2025/09/29
【第2090回】
演劇群「走狗」の主宰者、関口瑛さんが亡くなり、なんとなく当時の資料を探してみたら
こんな一文が見つかった。1976年に第6回公演として上演された、空飛ぶお座敷南下飛行「空賊」博多公演に向けての檄文である。
私たちは、旅公演につきまとう<東京―地方>といった問題のたてかたは全くないし、私たちのリアリティだけで旅公演がやりおおせるとも考えていない。公演地の先々で出逢った人びと、これから出逢う人びとと、どういう関係をとり結べるかー結べないか、そこにかかっていると思う。ほとんど無名である私たちの側がなし得ることは、私たちのつくる舞台空間の凝縮度そのものでかかわる以外にない。私たちの博多公演に時間をさいてくださった何人かの方がたも、それが大きな拠りどころであろうと思う。
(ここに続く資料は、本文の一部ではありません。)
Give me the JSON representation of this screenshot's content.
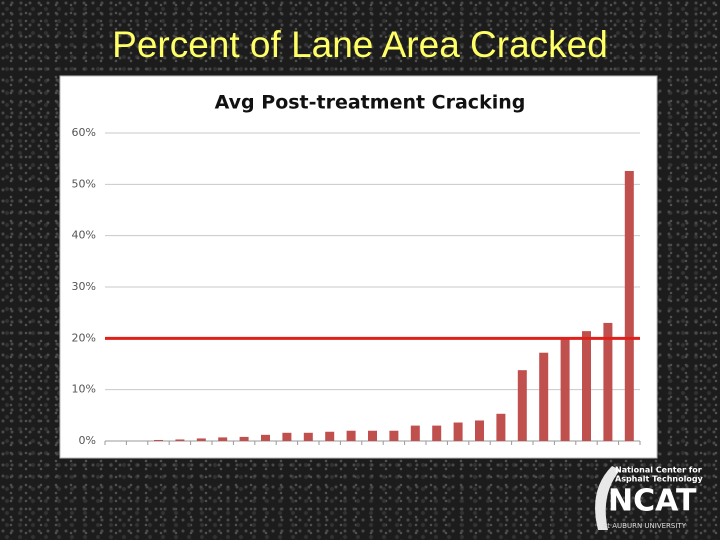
{
  "slide_title": "Percent of Lane Area Cracked",
  "chart_data": {
    "type": "bar",
    "title": "Avg Post-treatment Cracking",
    "categories": [
      null,
      null,
      null,
      null,
      null,
      null,
      null,
      null,
      null,
      null,
      null,
      null,
      null,
      null,
      null,
      null,
      null,
      null,
      null,
      null,
      null,
      null,
      null,
      null,
      null
    ],
    "values": [
      0,
      0,
      0.2,
      0.3,
      0.5,
      0.7,
      0.8,
      1.2,
      1.6,
      1.6,
      1.8,
      2,
      2,
      2,
      3,
      3,
      3.6,
      4,
      5.3,
      13.8,
      17.2,
      20,
      21.4,
      23,
      52.6
    ],
    "color": "#c0504d",
    "ylim": [
      0,
      60
    ],
    "yticks": [
      {
        "value": 0,
        "label": "0%"
      },
      {
        "value": 10,
        "label": "10%"
      },
      {
        "value": 20,
        "label": "20%"
      },
      {
        "value": 30,
        "label": "30%"
      },
      {
        "value": 40,
        "label": "40%"
      },
      {
        "value": 50,
        "label": "50%"
      },
      {
        "value": 60,
        "label": "60%"
      }
    ],
    "grid": true,
    "reference_line": {
      "value": 20,
      "color": "#e0201b"
    }
  },
  "logo": {
    "line1": "National Center for",
    "line2": "Asphalt Technology",
    "name": "NCAT",
    "sub": "at AUBURN UNIVERSITY"
  }
}
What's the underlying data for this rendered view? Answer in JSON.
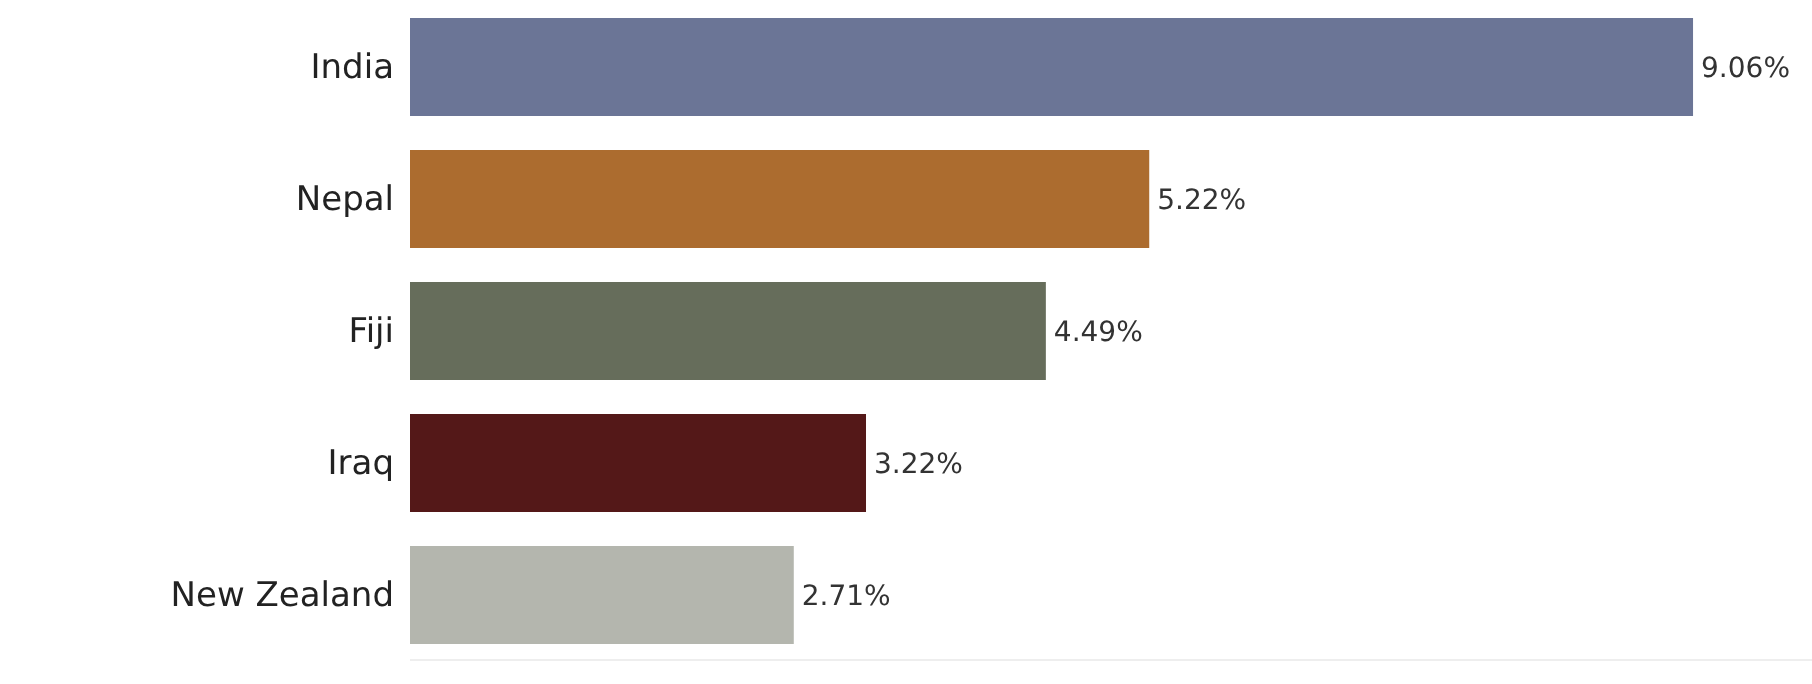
{
  "chart_data": {
    "type": "bar",
    "orientation": "horizontal",
    "categories": [
      "India",
      "Nepal",
      "Fiji",
      "Iraq",
      "New Zealand"
    ],
    "values": [
      9.06,
      5.22,
      4.49,
      3.22,
      2.71
    ],
    "colors": [
      "#6b7596",
      "#ac6c2f",
      "#666d5b",
      "#541818",
      "#b4b6ae"
    ],
    "value_labels": [
      "9.06%",
      "5.22%",
      "4.49%",
      "3.22%",
      "2.71%"
    ],
    "xlim": [
      0,
      9.9
    ],
    "tick_labels": "y"
  }
}
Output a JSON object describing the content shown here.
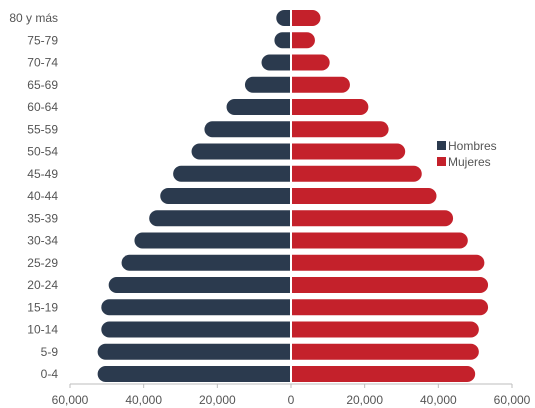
{
  "chart_data": {
    "type": "bar",
    "orientation": "horizontal",
    "categories": [
      "0-4",
      "5-9",
      "10-14",
      "15-19",
      "20-24",
      "25-29",
      "30-34",
      "35-39",
      "40-44",
      "45-49",
      "50-54",
      "55-59",
      "60-64",
      "65-69",
      "70-74",
      "75-79",
      "80 y más"
    ],
    "series": [
      {
        "name": "Hombres",
        "color": "#2b3a4e",
        "values": [
          52500,
          52500,
          51500,
          51500,
          49500,
          46000,
          42500,
          38500,
          35500,
          32000,
          27000,
          23500,
          17500,
          12500,
          8000,
          4500,
          4000
        ]
      },
      {
        "name": "Mujeres",
        "color": "#c4212b",
        "values": [
          50000,
          51000,
          51000,
          53500,
          53500,
          52500,
          48000,
          44000,
          39500,
          35500,
          31000,
          26500,
          21000,
          16000,
          10500,
          6500,
          8000
        ]
      }
    ],
    "x_ticks": [
      "60,000",
      "40,000",
      "20,000",
      "0",
      "20,000",
      "40,000",
      "60,000"
    ],
    "xlim": [
      -60000,
      60000
    ],
    "legend_position": "right"
  }
}
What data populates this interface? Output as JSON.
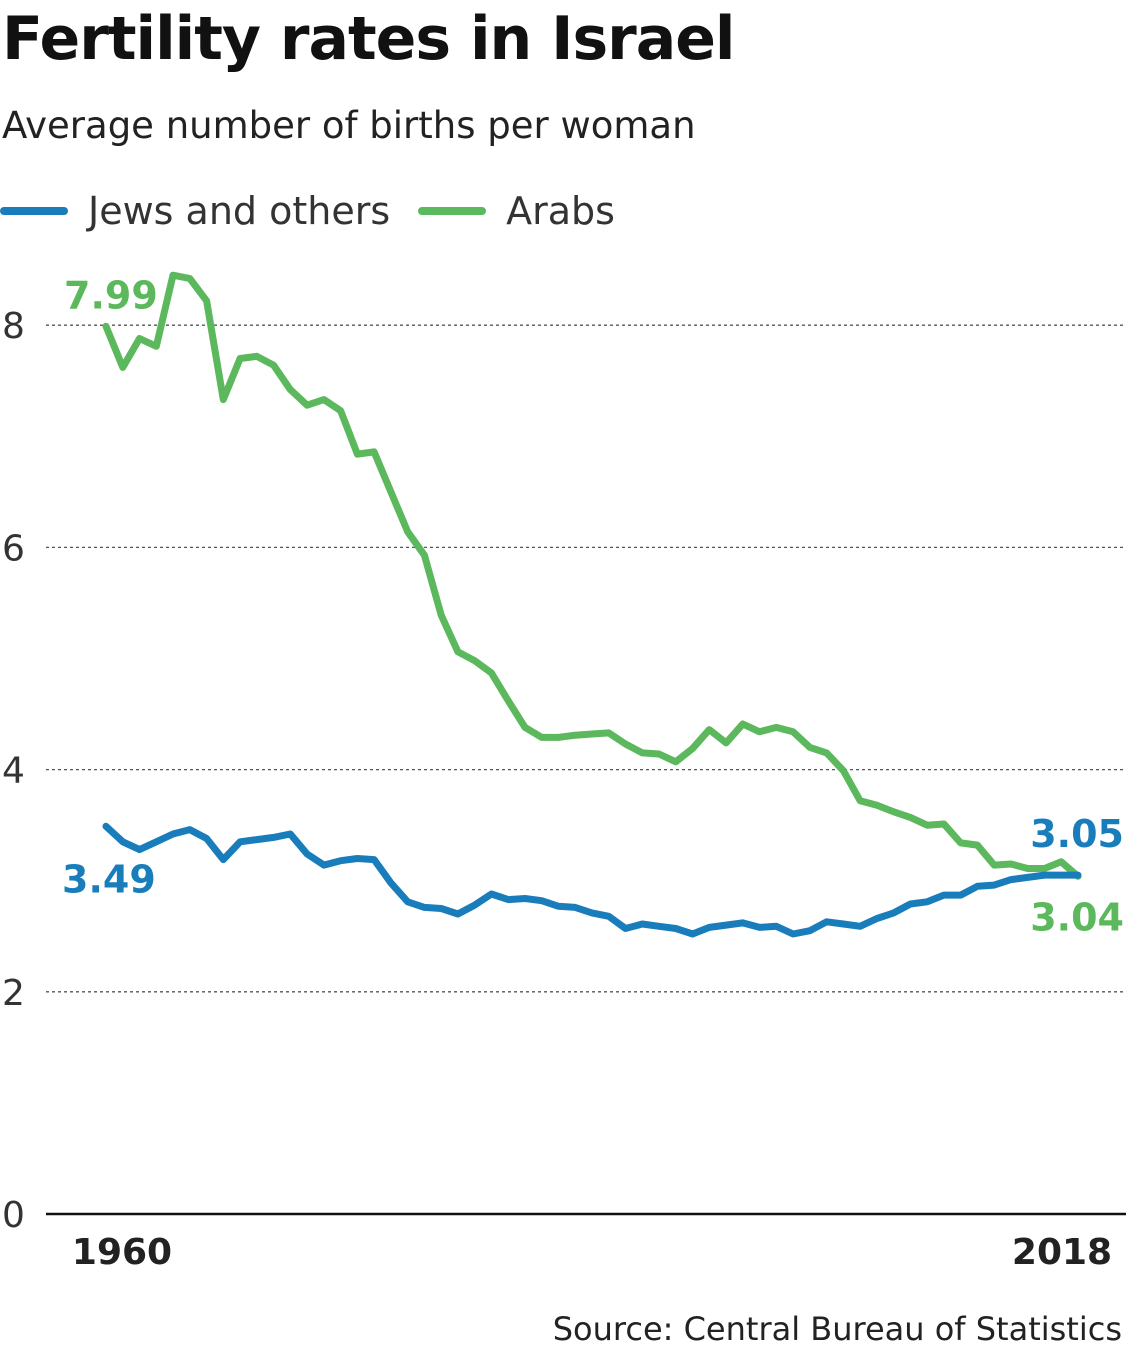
{
  "header": {
    "title": "Fertility rates in Israel",
    "subtitle": "Average number of births per woman"
  },
  "footer": {
    "source": "Source: Central Bureau of Statistics"
  },
  "colors": {
    "jews": "#1a7dbb",
    "arabs": "#5cb85c",
    "grid": "#555555",
    "axis": "#111111"
  },
  "chart_data": {
    "type": "line",
    "title": "Fertility rates in Israel",
    "subtitle": "Average number of births per woman",
    "xlabel": "",
    "ylabel": "",
    "x_tick_labels": [
      "1960",
      "2018"
    ],
    "y_ticks": [
      0,
      2,
      4,
      6,
      8
    ],
    "y_tick_labels": [
      "0",
      "2",
      "4",
      "6",
      "8"
    ],
    "ylim": [
      0,
      8.6
    ],
    "xlim": [
      1960,
      2018
    ],
    "grid": true,
    "legend_position": "top-left",
    "x": [
      1960,
      1961,
      1962,
      1963,
      1964,
      1965,
      1966,
      1967,
      1968,
      1969,
      1970,
      1971,
      1972,
      1973,
      1974,
      1975,
      1976,
      1977,
      1978,
      1979,
      1980,
      1981,
      1982,
      1983,
      1984,
      1985,
      1986,
      1987,
      1988,
      1989,
      1990,
      1991,
      1992,
      1993,
      1994,
      1995,
      1996,
      1997,
      1998,
      1999,
      2000,
      2001,
      2002,
      2003,
      2004,
      2005,
      2006,
      2007,
      2008,
      2009,
      2010,
      2011,
      2012,
      2013,
      2014,
      2015,
      2016,
      2017,
      2018
    ],
    "series": [
      {
        "name": "Jews and others",
        "color": "#1a7dbb",
        "start_label": "3.49",
        "end_label": "3.05",
        "values": [
          3.49,
          3.35,
          3.28,
          3.35,
          3.42,
          3.46,
          3.38,
          3.19,
          3.35,
          3.37,
          3.39,
          3.42,
          3.24,
          3.14,
          3.18,
          3.2,
          3.19,
          2.98,
          2.81,
          2.76,
          2.75,
          2.7,
          2.78,
          2.88,
          2.83,
          2.84,
          2.82,
          2.77,
          2.76,
          2.71,
          2.68,
          2.57,
          2.61,
          2.59,
          2.57,
          2.52,
          2.58,
          2.6,
          2.62,
          2.58,
          2.59,
          2.52,
          2.55,
          2.63,
          2.61,
          2.59,
          2.66,
          2.71,
          2.79,
          2.81,
          2.87,
          2.87,
          2.95,
          2.96,
          3.01,
          3.03,
          3.05,
          3.05,
          3.05
        ]
      },
      {
        "name": "Arabs",
        "color": "#5cb85c",
        "start_label": "7.99",
        "end_label": "3.04",
        "values": [
          7.99,
          7.62,
          7.88,
          7.81,
          8.45,
          8.42,
          8.22,
          7.33,
          7.7,
          7.72,
          7.64,
          7.42,
          7.28,
          7.33,
          7.23,
          6.84,
          6.86,
          6.5,
          6.14,
          5.93,
          5.39,
          5.06,
          4.98,
          4.87,
          4.62,
          4.38,
          4.29,
          4.29,
          4.31,
          4.32,
          4.33,
          4.23,
          4.15,
          4.14,
          4.07,
          4.19,
          4.36,
          4.24,
          4.41,
          4.34,
          4.38,
          4.34,
          4.2,
          4.15,
          3.99,
          3.72,
          3.68,
          3.62,
          3.57,
          3.5,
          3.51,
          3.34,
          3.32,
          3.14,
          3.15,
          3.11,
          3.11,
          3.17,
          3.04
        ]
      }
    ]
  }
}
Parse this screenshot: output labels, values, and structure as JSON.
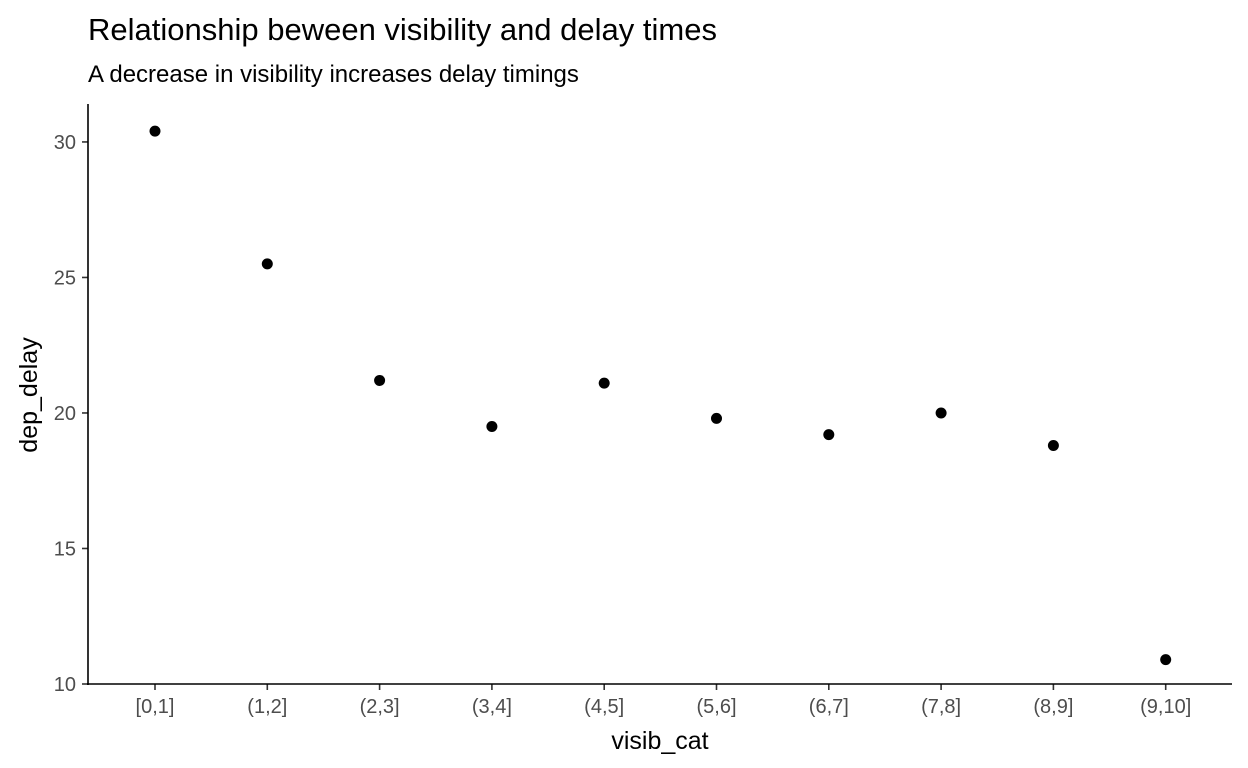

いうまでもなく私たちは、単に芝居が好きだからだとか、役者をやるのが面白いからとか、なんか変わったことをやってみたいからといった自己満足や趣味性をたちきって、私たちがしばいを続けていることの意味や意志をみつめながら舞台にむかっている。いいかえれば生活圏のなかでしいられる、愛憎の対象やしぐさの固着・抑圧・馴れ合いを激しく嫌って、やみくもに流れ、ひたすら淀んでいる今日的な状況から演劇表現へ出立しようとしている。私たちも又、生活日常から自由ではなく、であればこそ、生活圏からの、あるいは生活圏への反撃というしがらみのなかにしか契機もゆくえもない。更にいうなら、それが演劇集団のしばいをつくりあげていくエネルギーや共同性に裏打ちされた表現でなければならないと思うし、めざしているのが私たちの現在位置であるといえるだろう。
作・演出 関口瑛
いつの時代も、自問自答しながら演劇人は日々思案に明け暮れています。そして、いかに凝縮度の高い舞台空間を提示できるか!瑛さんの思いも含めてやる続けていくしかないですね。